Why Claude is forcing Anthropic to rethink its hiring test

Anthropic has redesigned its take-home test for performance engineers three times because newer Claude models kept outperforming candidates. The latest version moves away from realistic work tasks and toward unfamiliar constraints that better reveal human problem-solving.

WTF Index IDIOCRACY
◄ Terminator 1 Idiocracy 3 ►

The story highlights AI eroding the usefulness of human skill tests and making real engineering ability harder to evaluate.

Why Claude is forcing Anthropic to rethink its hiring test

Anthropic’s recruiting process is now running into a problem that says a lot about the state of AI-assisted software work: its own model, Claude, keeps getting too good at the hiring test.

According to a blog post by Tristan Hume, who leads Anthropic’s performance optimization team, the company has had to revamp its take-home test for performance engineers three times. Each time, a newer Claude model made the previous version less useful for evaluating candidates.

A hiring test built to mirror real engineering work

The original test was designed around a Python simulator for a fictional chip. Candidates received a working program and were asked to rewrite it so it would run faster.

The score came down to clock cycles, meaning the number of computational steps the simulated computer needed to complete the task. A solution that used fewer steps performed better.

More than 1,000 candidates have completed the original test since early 2024. Hume designed it to reflect the kind of work engineers might actually do at Anthropic, which also meant candidates were allowed to use AI tools during the exercise.

That choice mattered. The goal was not to evaluate candidates in an artificial environment where AI assistants were banned. It was to understand how they worked in a setting closer to the job itself.

The test also appears to have served Anthropic well for a time. Many candidates voluntarily continued beyond the four-hour time limit because they found the challenge engaging, and dozens of engineers hired through this process now work on Anthropic’s infrastructure.

Claude kept catching up to the candidates

The issue did not appear all at once. It emerged as Claude improved.

With Claude 3.7 Sonnet, Anthropic saw that more than half of candidates would have scored better if they had handed the entire assignment to Claude rather than writing the code themselves. That undercut the value of the test as a way to separate strong engineering judgment from simple model use.

By May 2025, Claude Opus 4 was outperforming nearly all human solutions within the time limit. Hume responded by changing the test and reducing the allotted time to two hours.

Then Claude Opus 4.5 created the next problem. Within two hours, the model could match the scores of the best human candidates. Humans still have an edge without a time limit, sometimes by a wide margin, but that advantage becomes harder to capture in a realistic take-home format.

This is the central tension Anthropic is facing: a test needs to be bounded enough to fit into a hiring process, but AI models are increasingly strong inside those same bounded conditions.

Why banning AI was not the answer

One obvious response would be to prohibit AI tools during the assessment. Hume considered that option, but rejected it because it would not match the real job.

On the job, Anthropic engineers use AI assistants. A hiring process that pretends otherwise would test a narrower and less relevant skill set.

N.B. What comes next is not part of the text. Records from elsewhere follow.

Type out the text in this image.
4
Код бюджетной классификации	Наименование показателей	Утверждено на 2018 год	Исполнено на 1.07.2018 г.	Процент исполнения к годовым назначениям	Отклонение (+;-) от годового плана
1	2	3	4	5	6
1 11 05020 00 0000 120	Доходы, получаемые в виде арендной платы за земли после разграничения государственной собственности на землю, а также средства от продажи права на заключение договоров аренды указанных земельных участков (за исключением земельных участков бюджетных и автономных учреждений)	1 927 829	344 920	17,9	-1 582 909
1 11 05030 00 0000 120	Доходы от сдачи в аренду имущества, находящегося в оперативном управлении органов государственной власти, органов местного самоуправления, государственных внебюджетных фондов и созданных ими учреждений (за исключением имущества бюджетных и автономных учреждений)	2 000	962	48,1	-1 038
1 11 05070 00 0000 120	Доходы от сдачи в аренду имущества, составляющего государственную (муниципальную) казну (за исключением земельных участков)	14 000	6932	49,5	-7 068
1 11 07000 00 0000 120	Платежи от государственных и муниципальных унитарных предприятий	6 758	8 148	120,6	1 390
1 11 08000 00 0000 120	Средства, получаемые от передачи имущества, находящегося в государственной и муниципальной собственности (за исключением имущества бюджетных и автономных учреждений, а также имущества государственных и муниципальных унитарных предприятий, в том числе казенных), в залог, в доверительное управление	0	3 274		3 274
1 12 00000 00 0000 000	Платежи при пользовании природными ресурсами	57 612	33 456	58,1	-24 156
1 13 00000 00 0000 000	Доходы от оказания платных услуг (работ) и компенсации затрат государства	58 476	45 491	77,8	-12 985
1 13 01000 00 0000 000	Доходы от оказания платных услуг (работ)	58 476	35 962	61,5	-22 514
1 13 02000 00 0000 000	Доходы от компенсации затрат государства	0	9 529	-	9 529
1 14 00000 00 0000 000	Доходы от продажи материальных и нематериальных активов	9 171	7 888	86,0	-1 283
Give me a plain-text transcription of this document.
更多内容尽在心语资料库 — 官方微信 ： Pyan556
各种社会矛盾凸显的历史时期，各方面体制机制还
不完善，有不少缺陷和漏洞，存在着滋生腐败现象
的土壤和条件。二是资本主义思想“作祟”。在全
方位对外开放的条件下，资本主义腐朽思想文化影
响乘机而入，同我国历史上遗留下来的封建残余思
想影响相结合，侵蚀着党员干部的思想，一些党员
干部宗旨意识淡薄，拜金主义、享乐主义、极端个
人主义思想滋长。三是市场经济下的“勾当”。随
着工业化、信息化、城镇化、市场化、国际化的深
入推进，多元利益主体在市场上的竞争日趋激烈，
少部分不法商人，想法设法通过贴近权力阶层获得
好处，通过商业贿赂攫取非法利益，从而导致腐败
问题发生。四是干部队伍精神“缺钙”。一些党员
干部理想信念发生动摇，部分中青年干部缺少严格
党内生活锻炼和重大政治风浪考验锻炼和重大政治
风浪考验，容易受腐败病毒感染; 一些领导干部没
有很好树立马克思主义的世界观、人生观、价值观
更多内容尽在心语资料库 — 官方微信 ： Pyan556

That makes the performance engineer test part of a larger hiring challenge for AI companies and technical teams: if candidates will use AI at work, then the assessment should measure how well they use it. But if the model can solve the exercise on its own, the test no longer reveals enough about the candidate.

The question becomes less about whether someone can solve a coding task in isolation, and more about whether the task itself is still capable of exposing human reasoning, taste, and persistence.

The new test moves away from realism

Anthropic’s final answer was not another small tweak. Hume shifted to a different kind of assessment inspired by programming puzzle games from Zachtronics, which are known for unusual and heavily constrained programming environments.

In those games, players work with minimal commands and limited memory. The restrictions force creative solutions because the environment does not resemble ordinary programming work.

The new Anthropic test uses similar constraints. Claude struggles with these tasks because they barely appear in its training data.

"Realism may be a luxury we no longer have," Hume writes.

That line captures the tradeoff. The original test worked because it looked like real work. The new test works because it creates novel work that neither humans nor AI have already seen.

For hiring, that is a major shift. A realistic test can show how someone might perform day to day, but only if the task is still hard for the tools available to them. When AI systems become strong enough to dominate the exercise, novelty becomes part of the evaluation.

Humans still have room to win

Anthropic has published the original test on GitHub. That move also turns the old assessment into a benchmark of sorts, because people can still try to beat Claude’s best performance.

The source makes clear that humans are not simply out of the picture. Given unlimited time, the fastest human solution ever submitted still beats Claude’s best performance by a significant margin.

Anthropic is also keeping that path open. Anyone who submits a more efficient solution than Claude can apply directly to Anthropic, while everyone else can apply through the normal process and take the new test.

The deeper lesson is that AI-assisted hiring tests may need to evolve as quickly as the tools they allow. Anthropic’s experience shows the difficulty of designing a fair, useful assessment when the same AI systems used at work can also outperform many candidates on the test itself.